Le secret existe donc encore, mais tout se passe comme s'il était destiné à mourir de plus en plus vite. Si les quelques exemples contemporains rassemblés ici par la rédaction de La Vie ne relèvent pas tous de ce fascinant mouvement de dévoilement accéléré de la vérité, ils montrent tous que les menteurs ont décidément la vie de moins en moins facile, que ce soit pour dissimuler leurs mensonges, ou pour en assumer les suites une fois qu'ils sont révélés. Gérer l'après-mensonge pourrait bien devenir un vrai problème de société dans les années qui viennent. Avis aux psychologues, spécialistes en gestion de crise et autres consultants...
Est-ce à dire que les jours du mensonge sont comptés ? Loin de nous cette idée. Il a encore l'avenir devant lui. « La condamnation morale du mensonge empêche d'en apprécier la complexité », assure, taquin, le philosophe François Noudelmann dans son dernier livre où il étudie le phénomène de ces penseurs qui ont vécu le contraire des théories qu'ils professaient (le Génie du mensonge, Max Milo).

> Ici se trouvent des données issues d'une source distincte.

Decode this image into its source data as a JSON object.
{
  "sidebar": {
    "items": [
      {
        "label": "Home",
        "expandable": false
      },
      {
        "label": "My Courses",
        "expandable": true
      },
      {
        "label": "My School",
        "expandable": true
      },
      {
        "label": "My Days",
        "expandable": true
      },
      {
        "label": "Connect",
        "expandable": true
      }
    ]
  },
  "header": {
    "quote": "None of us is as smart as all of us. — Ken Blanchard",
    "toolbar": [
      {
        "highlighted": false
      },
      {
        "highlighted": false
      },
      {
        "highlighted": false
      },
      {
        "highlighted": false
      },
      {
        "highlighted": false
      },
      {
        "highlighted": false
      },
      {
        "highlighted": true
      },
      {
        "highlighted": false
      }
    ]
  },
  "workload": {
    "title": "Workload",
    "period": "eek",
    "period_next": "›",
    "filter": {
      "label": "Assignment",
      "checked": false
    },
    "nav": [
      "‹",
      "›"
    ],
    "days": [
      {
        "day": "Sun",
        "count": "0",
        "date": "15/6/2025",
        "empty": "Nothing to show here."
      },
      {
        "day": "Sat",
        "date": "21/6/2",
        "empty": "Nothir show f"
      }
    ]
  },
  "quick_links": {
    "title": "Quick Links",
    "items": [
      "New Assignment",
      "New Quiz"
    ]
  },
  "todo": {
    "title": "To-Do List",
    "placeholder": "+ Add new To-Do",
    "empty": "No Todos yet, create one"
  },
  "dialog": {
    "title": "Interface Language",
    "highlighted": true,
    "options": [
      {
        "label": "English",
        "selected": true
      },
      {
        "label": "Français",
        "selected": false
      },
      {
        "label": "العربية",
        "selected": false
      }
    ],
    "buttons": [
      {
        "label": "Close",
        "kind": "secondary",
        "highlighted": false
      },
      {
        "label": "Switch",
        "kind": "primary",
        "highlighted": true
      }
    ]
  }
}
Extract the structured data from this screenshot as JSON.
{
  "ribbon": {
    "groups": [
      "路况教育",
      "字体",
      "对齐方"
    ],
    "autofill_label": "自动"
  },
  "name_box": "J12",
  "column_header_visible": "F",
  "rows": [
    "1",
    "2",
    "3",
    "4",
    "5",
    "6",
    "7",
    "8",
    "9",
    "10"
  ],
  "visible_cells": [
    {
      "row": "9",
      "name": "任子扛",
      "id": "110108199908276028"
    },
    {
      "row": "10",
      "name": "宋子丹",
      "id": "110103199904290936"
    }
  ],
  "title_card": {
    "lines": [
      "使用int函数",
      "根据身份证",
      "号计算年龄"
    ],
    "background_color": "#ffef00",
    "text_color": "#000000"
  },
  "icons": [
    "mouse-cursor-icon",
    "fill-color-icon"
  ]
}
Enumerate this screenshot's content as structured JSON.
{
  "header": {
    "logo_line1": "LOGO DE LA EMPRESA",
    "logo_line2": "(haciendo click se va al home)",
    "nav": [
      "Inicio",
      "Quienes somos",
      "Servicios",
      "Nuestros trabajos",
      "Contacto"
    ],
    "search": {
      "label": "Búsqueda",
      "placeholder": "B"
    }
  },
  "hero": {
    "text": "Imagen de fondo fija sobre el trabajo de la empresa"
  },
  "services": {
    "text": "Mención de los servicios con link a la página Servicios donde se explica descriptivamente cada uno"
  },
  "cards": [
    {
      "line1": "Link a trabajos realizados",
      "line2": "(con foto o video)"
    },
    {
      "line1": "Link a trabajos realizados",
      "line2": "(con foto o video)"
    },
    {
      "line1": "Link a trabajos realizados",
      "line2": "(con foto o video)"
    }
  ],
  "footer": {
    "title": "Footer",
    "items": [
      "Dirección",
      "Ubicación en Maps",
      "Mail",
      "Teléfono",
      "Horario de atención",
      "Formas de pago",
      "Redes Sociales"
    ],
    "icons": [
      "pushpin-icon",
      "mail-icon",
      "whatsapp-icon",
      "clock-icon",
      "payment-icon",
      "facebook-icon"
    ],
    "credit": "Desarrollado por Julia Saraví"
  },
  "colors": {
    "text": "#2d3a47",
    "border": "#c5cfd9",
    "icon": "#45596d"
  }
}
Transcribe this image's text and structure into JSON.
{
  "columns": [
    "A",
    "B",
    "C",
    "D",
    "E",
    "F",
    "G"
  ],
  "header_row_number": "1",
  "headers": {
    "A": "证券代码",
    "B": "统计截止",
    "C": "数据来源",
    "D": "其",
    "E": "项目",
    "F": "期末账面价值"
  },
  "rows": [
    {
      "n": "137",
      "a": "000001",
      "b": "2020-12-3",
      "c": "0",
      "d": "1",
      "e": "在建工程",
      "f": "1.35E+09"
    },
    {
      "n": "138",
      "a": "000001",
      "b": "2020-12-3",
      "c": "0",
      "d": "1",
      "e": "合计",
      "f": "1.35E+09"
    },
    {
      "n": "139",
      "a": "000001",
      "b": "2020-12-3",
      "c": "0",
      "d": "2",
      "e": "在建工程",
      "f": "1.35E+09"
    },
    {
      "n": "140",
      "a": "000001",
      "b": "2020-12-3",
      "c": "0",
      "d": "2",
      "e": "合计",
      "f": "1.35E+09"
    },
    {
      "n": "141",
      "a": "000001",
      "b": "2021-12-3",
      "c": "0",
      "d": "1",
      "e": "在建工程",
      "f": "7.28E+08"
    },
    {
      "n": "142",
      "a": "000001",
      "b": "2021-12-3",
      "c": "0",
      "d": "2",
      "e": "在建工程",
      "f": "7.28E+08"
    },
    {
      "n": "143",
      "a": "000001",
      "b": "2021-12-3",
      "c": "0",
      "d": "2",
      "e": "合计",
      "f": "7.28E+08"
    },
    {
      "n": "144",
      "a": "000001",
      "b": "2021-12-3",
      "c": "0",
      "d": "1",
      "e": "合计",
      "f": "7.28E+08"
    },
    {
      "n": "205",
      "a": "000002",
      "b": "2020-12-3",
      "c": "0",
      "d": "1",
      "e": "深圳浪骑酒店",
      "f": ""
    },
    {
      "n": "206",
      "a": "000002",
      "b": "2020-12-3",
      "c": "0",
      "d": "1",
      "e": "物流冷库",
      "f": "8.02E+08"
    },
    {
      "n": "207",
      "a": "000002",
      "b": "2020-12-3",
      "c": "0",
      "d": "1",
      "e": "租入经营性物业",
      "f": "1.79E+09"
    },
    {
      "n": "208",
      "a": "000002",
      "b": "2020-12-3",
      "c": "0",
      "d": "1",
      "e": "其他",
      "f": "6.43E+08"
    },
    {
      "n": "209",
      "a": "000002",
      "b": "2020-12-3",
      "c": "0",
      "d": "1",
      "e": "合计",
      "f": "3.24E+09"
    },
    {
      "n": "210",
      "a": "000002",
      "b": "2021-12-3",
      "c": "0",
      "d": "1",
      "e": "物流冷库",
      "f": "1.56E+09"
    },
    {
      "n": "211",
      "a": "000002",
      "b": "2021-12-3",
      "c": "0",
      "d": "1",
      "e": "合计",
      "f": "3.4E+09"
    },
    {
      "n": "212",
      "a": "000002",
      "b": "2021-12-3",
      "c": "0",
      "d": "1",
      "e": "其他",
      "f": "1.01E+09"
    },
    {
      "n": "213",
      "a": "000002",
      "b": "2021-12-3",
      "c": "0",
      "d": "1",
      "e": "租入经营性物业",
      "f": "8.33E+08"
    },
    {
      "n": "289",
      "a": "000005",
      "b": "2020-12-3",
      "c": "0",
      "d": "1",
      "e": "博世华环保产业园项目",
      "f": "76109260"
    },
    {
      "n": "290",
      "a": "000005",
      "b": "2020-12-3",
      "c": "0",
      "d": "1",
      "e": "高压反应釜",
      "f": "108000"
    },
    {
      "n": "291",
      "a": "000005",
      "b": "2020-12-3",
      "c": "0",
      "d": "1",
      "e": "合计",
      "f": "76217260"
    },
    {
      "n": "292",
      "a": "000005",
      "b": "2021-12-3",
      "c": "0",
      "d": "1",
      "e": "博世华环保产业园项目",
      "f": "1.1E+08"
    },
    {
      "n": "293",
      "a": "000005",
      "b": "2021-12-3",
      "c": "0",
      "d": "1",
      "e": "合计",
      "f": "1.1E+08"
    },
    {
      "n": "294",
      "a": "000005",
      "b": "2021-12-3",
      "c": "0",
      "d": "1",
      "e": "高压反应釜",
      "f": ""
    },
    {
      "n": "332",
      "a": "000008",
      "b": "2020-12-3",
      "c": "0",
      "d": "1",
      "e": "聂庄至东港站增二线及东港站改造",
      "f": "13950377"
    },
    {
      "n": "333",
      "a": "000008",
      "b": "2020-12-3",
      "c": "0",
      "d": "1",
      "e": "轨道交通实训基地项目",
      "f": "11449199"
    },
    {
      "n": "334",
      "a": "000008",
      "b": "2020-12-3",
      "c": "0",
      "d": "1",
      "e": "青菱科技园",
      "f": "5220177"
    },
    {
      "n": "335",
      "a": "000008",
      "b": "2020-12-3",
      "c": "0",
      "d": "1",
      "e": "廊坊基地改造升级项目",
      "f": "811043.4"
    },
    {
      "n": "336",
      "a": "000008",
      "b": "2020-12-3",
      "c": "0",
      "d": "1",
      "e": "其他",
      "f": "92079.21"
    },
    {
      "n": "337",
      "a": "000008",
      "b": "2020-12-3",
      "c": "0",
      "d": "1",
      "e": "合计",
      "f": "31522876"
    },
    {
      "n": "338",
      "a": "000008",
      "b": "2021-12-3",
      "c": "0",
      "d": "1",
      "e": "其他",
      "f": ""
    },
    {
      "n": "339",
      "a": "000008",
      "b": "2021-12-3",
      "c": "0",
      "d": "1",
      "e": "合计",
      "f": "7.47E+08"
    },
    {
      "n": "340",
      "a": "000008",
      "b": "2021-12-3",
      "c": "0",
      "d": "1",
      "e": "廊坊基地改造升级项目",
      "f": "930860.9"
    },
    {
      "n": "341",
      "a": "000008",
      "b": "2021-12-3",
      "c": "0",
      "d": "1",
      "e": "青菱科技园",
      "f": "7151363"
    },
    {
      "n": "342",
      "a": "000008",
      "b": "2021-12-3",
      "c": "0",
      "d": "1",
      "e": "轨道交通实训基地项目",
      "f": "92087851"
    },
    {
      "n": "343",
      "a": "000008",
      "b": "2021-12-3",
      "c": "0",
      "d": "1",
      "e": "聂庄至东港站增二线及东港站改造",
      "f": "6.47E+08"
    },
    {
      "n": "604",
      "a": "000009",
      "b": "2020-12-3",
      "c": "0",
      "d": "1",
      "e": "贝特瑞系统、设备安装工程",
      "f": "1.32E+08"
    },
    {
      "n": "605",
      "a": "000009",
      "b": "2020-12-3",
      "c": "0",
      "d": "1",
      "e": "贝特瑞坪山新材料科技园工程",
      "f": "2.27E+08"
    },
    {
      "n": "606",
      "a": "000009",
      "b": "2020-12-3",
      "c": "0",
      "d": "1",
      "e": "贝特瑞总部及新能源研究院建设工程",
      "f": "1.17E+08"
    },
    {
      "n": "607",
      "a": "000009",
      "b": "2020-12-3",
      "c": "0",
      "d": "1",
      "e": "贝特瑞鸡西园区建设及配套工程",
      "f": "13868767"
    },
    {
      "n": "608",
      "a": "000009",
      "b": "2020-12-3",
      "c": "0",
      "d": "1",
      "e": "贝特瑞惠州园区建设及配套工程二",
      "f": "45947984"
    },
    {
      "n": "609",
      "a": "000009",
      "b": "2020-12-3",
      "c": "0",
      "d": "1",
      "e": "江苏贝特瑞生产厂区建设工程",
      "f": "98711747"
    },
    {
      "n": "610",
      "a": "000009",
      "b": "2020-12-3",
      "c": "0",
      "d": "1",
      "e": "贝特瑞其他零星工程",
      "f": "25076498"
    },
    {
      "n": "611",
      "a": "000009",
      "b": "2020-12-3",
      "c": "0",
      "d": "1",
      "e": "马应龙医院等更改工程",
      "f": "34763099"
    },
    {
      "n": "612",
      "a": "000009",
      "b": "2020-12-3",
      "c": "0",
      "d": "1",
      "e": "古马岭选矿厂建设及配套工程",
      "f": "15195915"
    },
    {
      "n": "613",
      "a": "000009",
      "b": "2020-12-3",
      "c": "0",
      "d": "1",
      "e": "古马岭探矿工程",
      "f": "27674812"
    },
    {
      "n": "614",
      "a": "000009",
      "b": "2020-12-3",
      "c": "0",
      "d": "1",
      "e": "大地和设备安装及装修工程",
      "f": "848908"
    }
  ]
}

Et de nous rappeler que les mensonges les plus fréquents sont aussi ceux que nous nous faisons à nous-mêmes...
Et si jamais l'idée de vivre dans un monde de plus en plus transparent où la vérité nue s'imposerait à tous nous inquiétait encore, une observation attentive de notre environnement devrait nous tranquilliser. Comme le fait remarquer un autre philosophe, l'Américain Harry G. Frankfurt, dans ce monde surinformé, la question qui se pose n'est peut-être plus tant celle du mensonge que celle du bullshit, mot que l'on traduira selon ses goûts par « baratin » ou « conneries ». Qu'on se le dise : « les conneries sont peut-être un plus grand ennemi de la vérité que ne le sont les mensonges » (De l'art de dire des conneries, 10-18).
JÉRÔME ANCIBERRO
CRÉÉ LE 14/10/2015 / MODIFIÉ LE 15/10/2015 À 09H37
Dans tous les domaines : politique, sport, industrie, religion... les salades ne font plus recette. Retour sur quelques scandales qui ont défrayé la chronique.
« Tu ne feras pas de faux témoignage. » Inutile de tergiverser : non, le huitième commandement ne concerne pas que les affaires de police. Il traite bien du mensonge en général. Vous pouvez vérifier dans votre catéchisme... De Platon aux fact checkers (« vérificateurs de faits ») du Web 3.0, en passant par saint Augustin, Kant ou les moralistes contemporains les plus échevelés, la question du mensonge demeure l'une des moins controversées qui soient. Tout le monde est à peu près d'accord : mentir, c'est mal. Les exceptions qu'on relève ici ou là - notre préférée étant l'immortelle « Il ne faut pas désespérer Billancourt », de Jean-Paul Sartre - relèvent, tout bien pesé, de l'hommage du vice à la vertu : on ne consent à mentir que pour mieux servir la vérité.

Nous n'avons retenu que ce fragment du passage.